Rechtsextremisten und Reichsbürger nutzen Corona-Demos
Innenminister Christian Pegel (SPD) hat den Verfassungsschutzbericht für das Jahr 2020 vorgestellt. Der Bericht beleuchtet neben der rechts- und linksextremistischen Szene sowie dem Islamismus im Nordosten erstmals den Einfluss der Corona-Pandemie auf die Aktivitäten antidemokratischer Gruppierungen, die im Visier des Verfassungsschutzes stehen.
Dabei gehe es laut Pegel nicht um die Menschen aus der bürgerlichen Klientel, die friedlich ihr Recht auf freie Meinungsäußerung gebrauchen und "die ihren Sorgen und Nöten auch mit Kritik an der Regierung friedlich Ausdruck verleiht." Es gehe darum, Gewaltaufrufen und Angriffen gegen die Demokratie entgegenzuwirken.
"Ton aggressiver und menschenverachtender"
Die Verfassungsschützer konstatieren für 2020 einen weiteren Anstieg der Anhänger rechtsextremistischer Ideologien. "Auch die Rechtsextremisten versuchen, sich die Proteste gegen die Corona-Maßnahmen zunutze zu machen", so Pegel. "Sie nahmen - und nehmen - an den Demonstrationen teil - und nutzen dann soziale Netzwerke und Messengerdienste, um darüber zu berichten und den Untergang des ihnen verhassten Systems zu beschwören.
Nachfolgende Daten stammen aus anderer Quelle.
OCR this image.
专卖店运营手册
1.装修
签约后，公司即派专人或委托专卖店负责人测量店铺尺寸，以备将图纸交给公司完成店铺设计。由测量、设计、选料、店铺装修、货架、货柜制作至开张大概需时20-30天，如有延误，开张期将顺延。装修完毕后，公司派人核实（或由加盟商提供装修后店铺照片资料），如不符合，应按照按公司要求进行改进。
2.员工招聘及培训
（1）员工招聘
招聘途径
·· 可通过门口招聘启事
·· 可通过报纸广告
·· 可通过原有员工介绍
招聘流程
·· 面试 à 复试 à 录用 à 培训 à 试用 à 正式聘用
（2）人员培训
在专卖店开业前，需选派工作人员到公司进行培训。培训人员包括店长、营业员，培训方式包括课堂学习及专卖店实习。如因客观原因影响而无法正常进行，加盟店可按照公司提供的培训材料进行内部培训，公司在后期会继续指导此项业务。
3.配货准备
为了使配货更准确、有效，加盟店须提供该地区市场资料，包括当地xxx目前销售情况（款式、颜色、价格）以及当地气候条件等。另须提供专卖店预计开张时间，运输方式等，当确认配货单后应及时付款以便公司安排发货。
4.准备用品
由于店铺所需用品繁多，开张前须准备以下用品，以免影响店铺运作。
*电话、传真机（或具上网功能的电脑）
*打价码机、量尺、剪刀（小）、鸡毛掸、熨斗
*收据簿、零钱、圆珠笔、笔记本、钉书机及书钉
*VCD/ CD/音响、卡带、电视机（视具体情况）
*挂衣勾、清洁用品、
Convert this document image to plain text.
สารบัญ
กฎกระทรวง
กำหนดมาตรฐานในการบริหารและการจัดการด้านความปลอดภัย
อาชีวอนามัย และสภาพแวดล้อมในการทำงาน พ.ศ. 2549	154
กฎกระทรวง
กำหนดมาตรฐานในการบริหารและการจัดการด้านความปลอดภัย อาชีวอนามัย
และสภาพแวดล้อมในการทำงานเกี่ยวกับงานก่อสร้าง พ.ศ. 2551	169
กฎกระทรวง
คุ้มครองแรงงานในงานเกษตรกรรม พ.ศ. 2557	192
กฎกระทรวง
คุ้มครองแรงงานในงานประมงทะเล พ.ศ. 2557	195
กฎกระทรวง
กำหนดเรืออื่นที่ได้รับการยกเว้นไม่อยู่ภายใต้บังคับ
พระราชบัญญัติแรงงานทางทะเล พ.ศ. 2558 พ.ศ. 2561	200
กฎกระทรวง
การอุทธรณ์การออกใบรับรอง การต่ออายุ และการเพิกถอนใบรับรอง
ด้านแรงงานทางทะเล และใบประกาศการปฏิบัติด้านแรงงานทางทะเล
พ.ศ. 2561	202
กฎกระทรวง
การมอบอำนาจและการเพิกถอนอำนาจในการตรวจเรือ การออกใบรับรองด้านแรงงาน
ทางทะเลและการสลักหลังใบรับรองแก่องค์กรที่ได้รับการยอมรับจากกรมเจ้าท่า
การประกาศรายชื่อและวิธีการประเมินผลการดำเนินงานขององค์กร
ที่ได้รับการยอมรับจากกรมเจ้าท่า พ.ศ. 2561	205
Sie verbreiten dort demokratiefeindliche Inhalte und mobilisieren für die eigenen Bestrebungen." Der Ton werde dabei zunehmend aggressiver und menschenverachtender.
Von den insgesamt knapp 1.800 Rechtsextremisten bei uns im Land stufen unsere Verfassungsschützer etwa 700 als gewaltorientiert ein", sagte der Innenminister.
Wutbürger treffen auf Reichsbürger
Nach Ansicht des Rostocker Politikwissenschaftlers, Professor Muno, sind die Demonstrationen zwar häufig von Rechten organisiert, die Teilnehmer aber überwiegend aus der bürgerlichen Mitte, das Bildungsniveau der Demonstranten meist hoch. Was die beiden Gruppierungen eine, sei eine Ablehnung des Staates. Aber man müsse die Anzahl der Menschen auch einordnen: "Zu Hansa gehen mehr Leute als zu den Demos im ganzen Land.
Messenger als Plattform für sehr viele unterschiedliche Menschen für unterschiedliche Zwecke
Professor Dr. Jakob Jünger von der Uni Münster ist dagegen, den Messenger-Dienst Telegram, über den sich auch radikale Gruppen verabreden und anstacheln, zu verbieten. Vielmehr sei die Kommunikation in den Chatgruppen ein Abbild der Gesellschaft. Hassnachrichten seien extreme Einzelfälle. Die Gesellschaft müsse auf problematische Haltungen und Äußerungen reagieren.
Zahl der Linksextremistischen Straftaten und Personenzahl geht zurück
Im Gegensatz zum Rechtsextremismus gingen Straftaten und Personenzahl im Linksextremismus 2020 zurück - letztere von 500 auf 480, von denen die Hälfte als gewaltbereit eingestuft wird. "Dafür dürften insbesondere die durch die Pandemie eingeschränkten Aktionsmöglichkeiten und der Ausfall von Großveranstaltungen ein wichtiger Grund sein", sagte Pegel.
Islamismus nach Rechtsterrorismus
Größte Gefahr für die innere Sicherheit der Bundesrepublik ist nach dem Rechtsterrorismus der Islamismus. "Bei uns in Mecklenburg-Vorpommern gibt es nach Erkenntnissen des Verfassungsschutzes nur wenige bedeutsame organisierte islamistische Strukturen und so wie im Vorjahr etwa 190 Islamisten, die vom Verfassungsschutz beobachtet werden", sagte Pegel.